MMRC’s Ken Foster explains, “Operators can use the scores to see if a system or service is working or not. You can measure the scores over a variety of time frames to understand progress. It helped us add more actionable information in our guest/patron satisfaction studies because it allows easy identification of what’s working and what’s not.

“It is as relevant today as ever,” he continues. “I think it’s even more so because right now, we are seeing players clubs that used to have very high scores in the past now dropping due to lack of employee retention. I think it’s become even more important to uncover where clients need to concentrate and what they need to do to improve their services.”

While there has always been a debate that a high NPS might not equate to great revenue numbers, Foster has seen casinos with exemplary MGI scores have equally superior revenue. When you are in a competitive marketplace, a high score can be an advantage.

Close to You

Whether you rely on NPS, MGI, or traditional research, there is no denying the need to stay close to customers and their opinions.

Technological developments continue to democratize most processes. Who would’ve thought 10 years ago that a phone could also produce a beautiful cinematic story? The same goes for the DIY tools available to survey any target audience. There is a swath of tools available, from free basic surveys to surveys with skip logic and randomization. The tools work, but often it is the user that might be faulty.

Third parties can bring a sense of neutrality that allows participants to be truthful.

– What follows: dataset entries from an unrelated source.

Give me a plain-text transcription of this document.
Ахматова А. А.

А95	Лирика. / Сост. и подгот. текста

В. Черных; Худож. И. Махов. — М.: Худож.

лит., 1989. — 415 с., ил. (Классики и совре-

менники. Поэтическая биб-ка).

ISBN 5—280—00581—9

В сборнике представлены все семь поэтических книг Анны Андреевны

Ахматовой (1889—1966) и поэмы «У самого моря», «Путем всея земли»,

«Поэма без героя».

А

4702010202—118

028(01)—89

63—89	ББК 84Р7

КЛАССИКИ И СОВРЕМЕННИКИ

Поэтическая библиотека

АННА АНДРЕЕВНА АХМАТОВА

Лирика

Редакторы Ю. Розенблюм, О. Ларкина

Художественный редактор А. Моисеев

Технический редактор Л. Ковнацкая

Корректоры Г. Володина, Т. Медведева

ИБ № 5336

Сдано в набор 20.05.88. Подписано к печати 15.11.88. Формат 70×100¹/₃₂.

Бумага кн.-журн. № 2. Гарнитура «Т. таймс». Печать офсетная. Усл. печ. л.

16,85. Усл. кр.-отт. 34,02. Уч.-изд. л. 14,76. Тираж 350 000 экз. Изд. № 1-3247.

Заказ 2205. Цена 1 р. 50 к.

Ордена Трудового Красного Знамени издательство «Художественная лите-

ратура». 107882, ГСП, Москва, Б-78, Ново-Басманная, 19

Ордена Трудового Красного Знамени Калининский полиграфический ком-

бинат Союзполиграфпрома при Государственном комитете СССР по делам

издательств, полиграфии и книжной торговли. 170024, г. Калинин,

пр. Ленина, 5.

An experienced focus group moderator also knows how to recognize the guy or woman in the room that has to take up all the air wherever they are. Likewise, they understand how to let the quietest person in the room still have a voice. When you have built a relationship with your patrons, whether it is through their complaints or simply seeing them on the floor every Friday, being an objective observer of their comments is just more complicated.

Meczka agrees, “You’re going to hear what they’re saying with some kind of spin on it—they’re just saying that because last month they didn’t get a buffet comp or they weren’t invited to something—whereas as facilitators, we’re just hearing what they’re saying. And I think sometimes it’s just hard to hear if they’re also complaining about a promotion that was your idea. It’s way too personal.” She also notes that some customers might give an answer they think the casino wants to hear. A third party can eliminate that for customers and allow them to respond without a filter. Professional focus group moderators can also keep the group on task and gently move people back into the discussion.

There are a number of reasons why you should use a professional partner in your research, but the need to stay close to your customers’ thoughts and opinions should always outweigh waiting for the proper budget. If you’re going to go down the DIY route, there are things you should consider (that a professional researcher brings to the table) when developing your in-house research.

  • Sample size and sample composition—too large of a sample is unnecessary, and too small of a sample is unscientific and non-actionable. The same could be said for the composition of the groups unless you are focused on a particular group.
  • The phrasing of questions—along with being short and simple, avoid making assumptions in the questions. Avoid unnecessary adjectives, adverbs, and emotionally loaded words.
  • Stay focused on the aims and objectives of the research.
  • Be mindful of what the respondents will need in order to respond, such as time or memory, and their comfort in providing an answer.

Ultimately, doing in-person research, whether it is focus groups, blue ribbon panels, or whatever method you choose, has the added bonus of providing stakeholders with the sense that you are listening to them. I hear that in every session I have ever been a part of. If you have regular customers visiting regularly, don’t they deserve to feel like they have a voice?